I was living in London when I became a Christian. My life was a mess. My friend had invited me to church a few times and I finally went as I felt I had nothing to lose. That day in February 2005, I gave my life to God!

I’d love to tell you that everything changed from that moment, but it didn’t. So now I was a Christian….what did that mean? For the next year, I went to church every Sunday. I’d walk in and walk out not daring to speak to anyone. I was so ashamed and living with so much guilt about my past and I thought that if anyone knew the truth, if they knew the real me, it would all be over. You see, I’d become a Christian, but I didn’t know who I was. I didn’t see myself as God saw me. I saw the bad, the dirty, the shameful, the lack, the insecurities, the failure. All I saw was my past.

It was a sad day when I realized that the message in my heart was that no-one would ever stay for me. No-one would love me, accept me, embrace me and stay for me. To this day, whenever I think of that specific moment in time, my heart hurts.

I remember asking God who I was. Who did He say I was? What did His word say about me?

And God answered with words, these words…

Gracious ** Wise ** Healthy ** Submissive ** Vulnerable ** Intimate ** Patient ** Strong ** Alluring ** Free ** Welcoming ** Forgiving ** Secure ** Merciful ** Fiercely Devoted ** Kind ** Tender ** Inviting ** Peaceful ** Humble **

Did I think I was any of these? No!

What I loved though is that each word brought peace to my heart. I can’t explain it, it’s just something that God does.

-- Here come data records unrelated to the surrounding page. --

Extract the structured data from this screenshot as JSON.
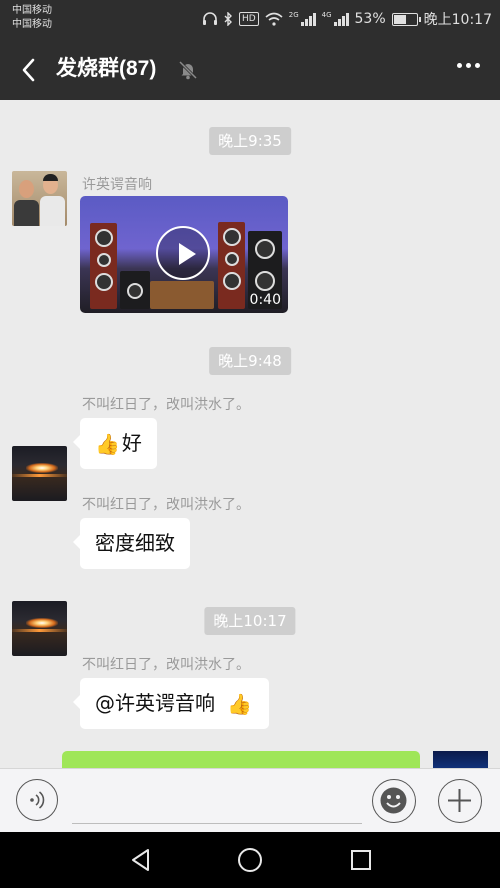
{
  "status_bar": {
    "carrier_1": "中国移动",
    "carrier_2": "中国移动",
    "network_1": "2G",
    "network_2": "4G",
    "battery": "53%",
    "battery_level": 0.53,
    "time": "晚上10:17",
    "icons": [
      "headphones-icon",
      "bluetooth-icon",
      "hd-icon",
      "wifi-icon",
      "signal-icon",
      "signal-icon",
      "battery-icon"
    ]
  },
  "header": {
    "back_icon": "back-arrow-icon",
    "title": "发烧群(87)",
    "mute_icon": "mute-bell-icon",
    "more_icon": "more-dots-icon"
  },
  "messages": [
    {
      "type": "time",
      "text": "晚上9:35"
    },
    {
      "type": "video",
      "sender": "许英谔音响",
      "duration": "0:40"
    },
    {
      "type": "time",
      "text": "晚上9:48"
    },
    {
      "type": "text",
      "sender": "不叫红日了，改叫洪水了。",
      "thumbs_up": "👍",
      "text": "好"
    },
    {
      "type": "text",
      "sender": "不叫红日了，改叫洪水了。",
      "text": "密度细致"
    },
    {
      "type": "time",
      "text": "晚上10:17"
    },
    {
      "type": "text",
      "sender": "不叫红日了，改叫洪水了。",
      "text": "@许英谔音响",
      "thumbs_up": "👍"
    }
  ],
  "input_bar": {
    "voice_icon": "voice-icon",
    "emoji_icon": "emoji-icon",
    "plus_icon": "plus-icon"
  },
  "nav_bar": {
    "back_icon": "nav-back-icon",
    "home_icon": "nav-home-icon",
    "recent_icon": "nav-recent-icon"
  },
  "colors": {
    "header_bg": "#2e2e2e",
    "chat_bg": "#ebebeb",
    "self_bubble": "#9fe658",
    "time_badge": "#cecece"
  }
}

I didn’t share this part of my journey or these words with anyone for 3 years. Then one day a beautiful friend and I were sharing and I showed her the words and told her my story. A few days later, she asked me to email the words to her. For my birthday that year, she painted the words onto a canvas for me . The picture header of my blog is a photograph of that canvas.

I’ve always referred to that canvas as a description of the feminine heart…….so what better name for my blog!